A solid sphere is rolling purely on a rough horizontal surface (coefficient of kinetic friction = mu) with speed of center = u. It collides inelastically with a smooth vertical wall at a certain moment. The coefficient of restitution being 1/2?

The time when the sphere will start pure rolling is?

Proceed with your approach. But I have a question, can this problem be solved using linear impulse-momentum theorem and/or angular impulse-momentum theorem?

1 Answer
Mar 15, 2018

(3u)/(7mug)

Explanation:

Well,while taking an attempt to solve this,we can say that initially pure rolling was occurring just because of u=omegar (where,omega is the angular velocity)

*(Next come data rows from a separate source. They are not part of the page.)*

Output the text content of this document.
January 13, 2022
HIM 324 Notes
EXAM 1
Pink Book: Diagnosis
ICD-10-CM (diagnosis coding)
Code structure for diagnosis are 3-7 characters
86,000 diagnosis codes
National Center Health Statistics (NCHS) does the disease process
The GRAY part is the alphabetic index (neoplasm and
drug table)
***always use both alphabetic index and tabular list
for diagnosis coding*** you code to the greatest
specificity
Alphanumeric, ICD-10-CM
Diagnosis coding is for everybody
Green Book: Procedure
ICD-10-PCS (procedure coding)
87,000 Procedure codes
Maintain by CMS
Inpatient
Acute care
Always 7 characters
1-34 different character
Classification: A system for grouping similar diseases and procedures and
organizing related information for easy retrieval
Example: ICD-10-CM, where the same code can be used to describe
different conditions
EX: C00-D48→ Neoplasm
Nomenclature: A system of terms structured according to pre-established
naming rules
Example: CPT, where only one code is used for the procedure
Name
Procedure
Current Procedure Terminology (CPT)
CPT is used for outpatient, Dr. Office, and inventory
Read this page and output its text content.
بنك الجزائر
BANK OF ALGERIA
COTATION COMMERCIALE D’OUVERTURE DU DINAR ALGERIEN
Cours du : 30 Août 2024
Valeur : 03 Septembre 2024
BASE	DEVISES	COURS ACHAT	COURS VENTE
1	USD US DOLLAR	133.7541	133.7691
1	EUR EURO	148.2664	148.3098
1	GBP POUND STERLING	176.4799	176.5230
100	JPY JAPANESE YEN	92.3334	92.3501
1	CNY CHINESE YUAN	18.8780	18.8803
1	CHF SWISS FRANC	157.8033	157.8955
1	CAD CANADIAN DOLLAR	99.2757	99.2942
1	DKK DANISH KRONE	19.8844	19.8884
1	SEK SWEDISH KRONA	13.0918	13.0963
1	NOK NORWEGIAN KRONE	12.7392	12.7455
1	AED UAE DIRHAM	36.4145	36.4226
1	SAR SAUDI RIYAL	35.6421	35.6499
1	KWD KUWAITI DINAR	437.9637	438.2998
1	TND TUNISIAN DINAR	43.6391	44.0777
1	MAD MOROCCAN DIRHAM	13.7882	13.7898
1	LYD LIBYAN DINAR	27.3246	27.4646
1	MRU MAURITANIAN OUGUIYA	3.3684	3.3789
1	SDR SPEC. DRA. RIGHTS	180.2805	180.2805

But as the collision took place,its linear velocity decreases but during collision there was no change inhence omega,so if the new velocity is v and angular velocity is omega' then we need to find after how many times due to the applied external torque by frictional force,it will be in pure rolling,i.e v=omega'r

Now,given,coefficient of restitution is 1/2 so after the collision the sphere will have a velocity of u/2 in the opposite direction.

So,new angular velocity becomes omega=-u/r (taking the clockwise direction to be positive)

Now,external torque acting due to frictional force, tau =r*f=I alpha where, f is the frictional force acting ,alpha is angular acceleration and I is the moment of inertia.

So,r*mumg =2/5 mr^2 alpha

so,alpha =(5mug)/(2r)

And,considering linear force,we get, ma=mumg

so,a=mug

Now,let after time t angular velocity will be omega' so omega'=omega +alphat

and,after time t linear velocity will be v,so v=(u/2) -at

For pure rolling motion,

v=omega'r

Putting the values of alpha,omega and a we get, t=(3u)/(7mug)